There is No Way AWS Could Compete with the Likes of Palo Alto Networks

They do not have to. This is not about building the best security tool possible. This is about building a capable set of tools that can deliver a reasonably acceptable security baseline. Again, think Microsoft Defender. Is it the best AV on the market? No, but it is better than nothing.  For smaller to mid-sized organizations, it is completely adequate.  A free cloud security platform would offer an adequate set of tools, not top-of-the-line stuff.
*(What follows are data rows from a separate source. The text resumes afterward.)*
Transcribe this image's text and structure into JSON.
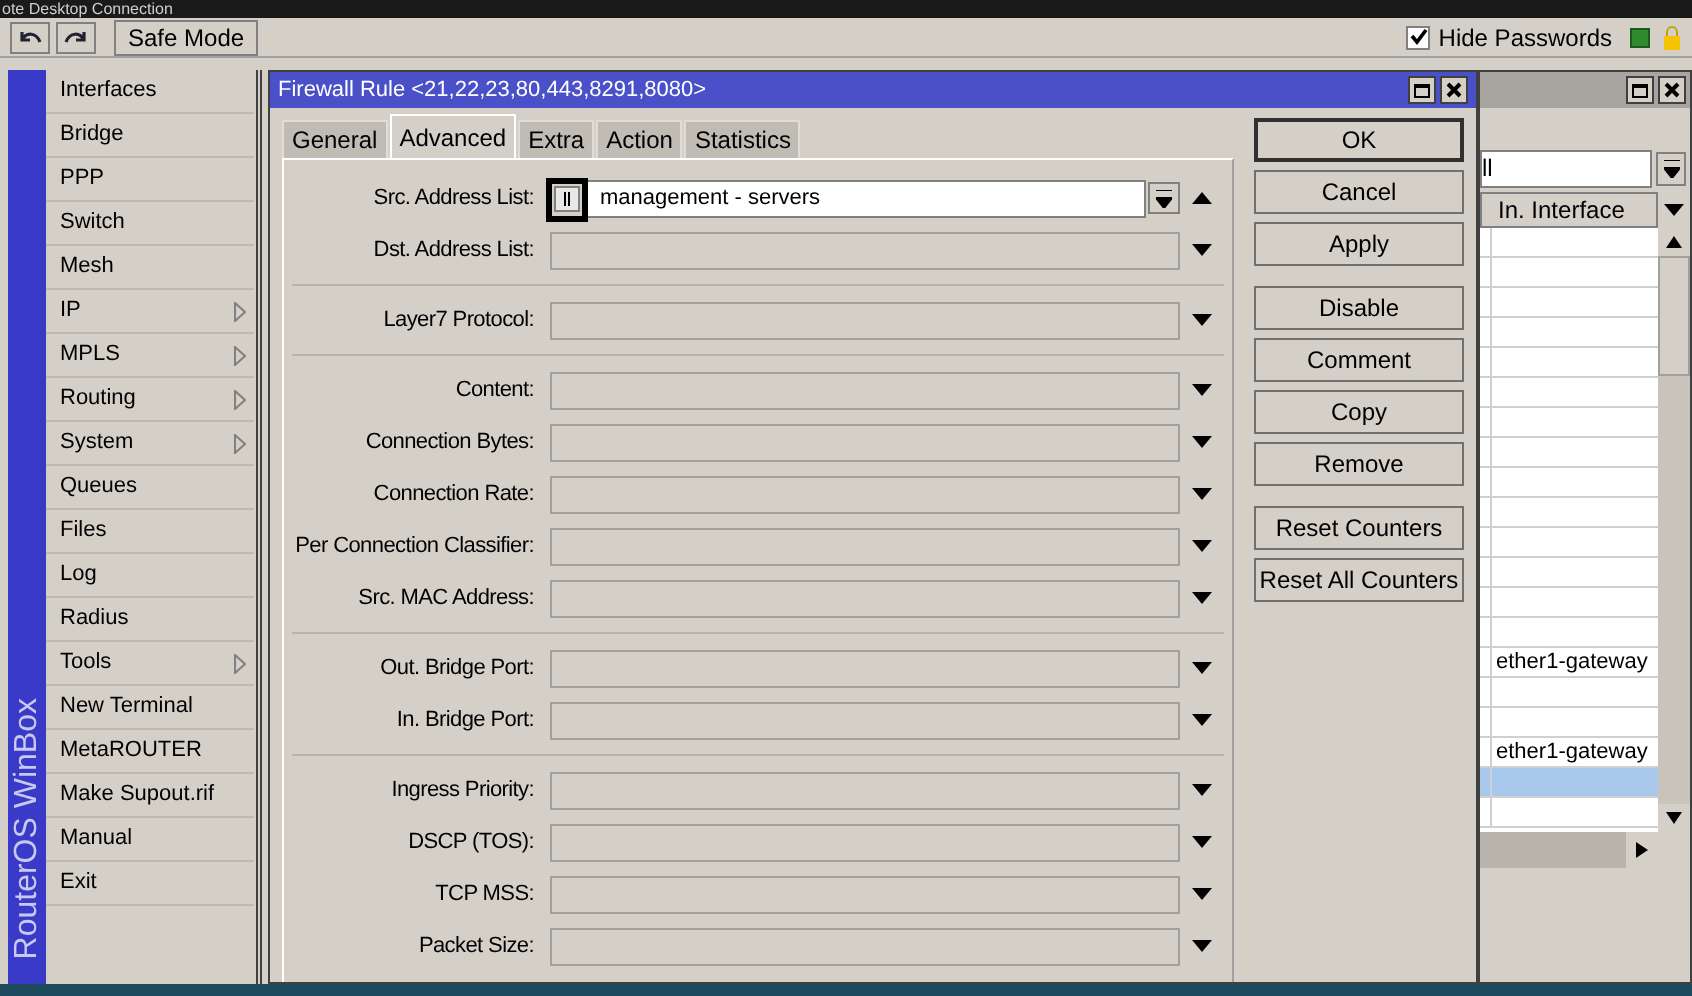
{
  "screen_title": "ote Desktop Connection",
  "toolbar": {
    "safe_mode": "Safe Mode",
    "hide_passwords": {
      "label": "Hide Passwords",
      "checked": true
    }
  },
  "side_banner": "RouterOS WinBox",
  "menu": [
    {
      "label": "Interfaces",
      "has_submenu": false
    },
    {
      "label": "Bridge",
      "has_submenu": false
    },
    {
      "label": "PPP",
      "has_submenu": false
    },
    {
      "label": "Switch",
      "has_submenu": false
    },
    {
      "label": "Mesh",
      "has_submenu": false
    },
    {
      "label": "IP",
      "has_submenu": true
    },
    {
      "label": "MPLS",
      "has_submenu": true
    },
    {
      "label": "Routing",
      "has_submenu": true
    },
    {
      "label": "System",
      "has_submenu": true
    },
    {
      "label": "Queues",
      "has_submenu": false
    },
    {
      "label": "Files",
      "has_submenu": false
    },
    {
      "label": "Log",
      "has_submenu": false
    },
    {
      "label": "Radius",
      "has_submenu": false
    },
    {
      "label": "Tools",
      "has_submenu": true
    },
    {
      "label": "New Terminal",
      "has_submenu": false
    },
    {
      "label": "MetaROUTER",
      "has_submenu": false
    },
    {
      "label": "Make Supout.rif",
      "has_submenu": false
    },
    {
      "label": "Manual",
      "has_submenu": false
    },
    {
      "label": "Exit",
      "has_submenu": false
    }
  ],
  "dialog": {
    "title": "Firewall Rule <21,22,23,80,443,8291,8080>",
    "tabs": [
      {
        "label": "General",
        "selected": false
      },
      {
        "label": "Advanced",
        "selected": true
      },
      {
        "label": "Extra",
        "selected": false
      },
      {
        "label": "Action",
        "selected": false
      },
      {
        "label": "Statistics",
        "selected": false
      }
    ],
    "field_groups": [
      [
        {
          "label": "Src. Address List:",
          "value": "management - servers",
          "warning": true,
          "expanded": true
        },
        {
          "label": "Dst. Address List:",
          "expanded": false
        }
      ],
      [
        {
          "label": "Layer7 Protocol:",
          "expanded": false
        }
      ],
      [
        {
          "label": "Content:",
          "expanded": false
        },
        {
          "label": "Connection Bytes:",
          "expanded": false
        },
        {
          "label": "Connection Rate:",
          "expanded": false
        },
        {
          "label": "Per Connection Classifier:",
          "expanded": false
        },
        {
          "label": "Src. MAC Address:",
          "expanded": false
        }
      ],
      [
        {
          "label": "Out. Bridge Port:",
          "expanded": false
        },
        {
          "label": "In. Bridge Port:",
          "expanded": false
        }
      ],
      [
        {
          "label": "Ingress Priority:",
          "expanded": false
        },
        {
          "label": "DSCP (TOS):",
          "expanded": false
        },
        {
          "label": "TCP MSS:",
          "expanded": false
        },
        {
          "label": "Packet Size:",
          "expanded": false
        }
      ]
    ],
    "button_groups": [
      [
        "OK",
        "Cancel",
        "Apply"
      ],
      [
        "Disable",
        "Comment",
        "Copy",
        "Remove"
      ],
      [
        "Reset Counters",
        "Reset All Counters"
      ]
    ]
  },
  "background_window": {
    "filter": "ll",
    "column": "In. Interface",
    "rows": [
      {
        "in_interface": "",
        "selected": false
      },
      {
        "in_interface": "",
        "selected": false
      },
      {
        "in_interface": "",
        "selected": false
      },
      {
        "in_interface": "",
        "selected": false
      },
      {
        "in_interface": "",
        "selected": false
      },
      {
        "in_interface": "",
        "selected": false
      },
      {
        "in_interface": "",
        "selected": false
      },
      {
        "in_interface": "",
        "selected": false
      },
      {
        "in_interface": "",
        "selected": false
      },
      {
        "in_interface": "",
        "selected": false
      },
      {
        "in_interface": "",
        "selected": false
      },
      {
        "in_interface": "",
        "selected": false
      },
      {
        "in_interface": "",
        "selected": false
      },
      {
        "in_interface": "",
        "selected": false
      },
      {
        "in_interface": "ether1-gateway",
        "selected": false
      },
      {
        "in_interface": "",
        "selected": false
      },
      {
        "in_interface": "",
        "selected": false
      },
      {
        "in_interface": "ether1-gateway",
        "selected": false
      },
      {
        "in_interface": "",
        "selected": true
      },
      {
        "in_interface": "",
        "selected": false
      }
    ]
  }
}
What is Good for One, Is Good for All

There is one more compelling reason for cloud providers to offer security for free – it is the right thing to do.

Decades ago, the Bill and Melinda Gates Foundation began funding immunization efforts in developing nations.  Eliminating curable diseases was not only good for the people, it was good for all of us.

Microsoft did something similar.  It began bundling Defender Antivirus with Windows. Initially the product may have had weaknesses, but it spread anti-virus to the masses.  Entire strains of common malware disappeared.

Cloud providers are in a similar position.  They could make their platforms stronger and more desirable with a complete, bundled security platform.  Then small businesses, non-profits, and governments world-wide could operate more securely.  Which is good for us all.

AWS, Microsoft, and Google, you can make this happen.  Do it.  Do it for your own interests.  Do it for ours.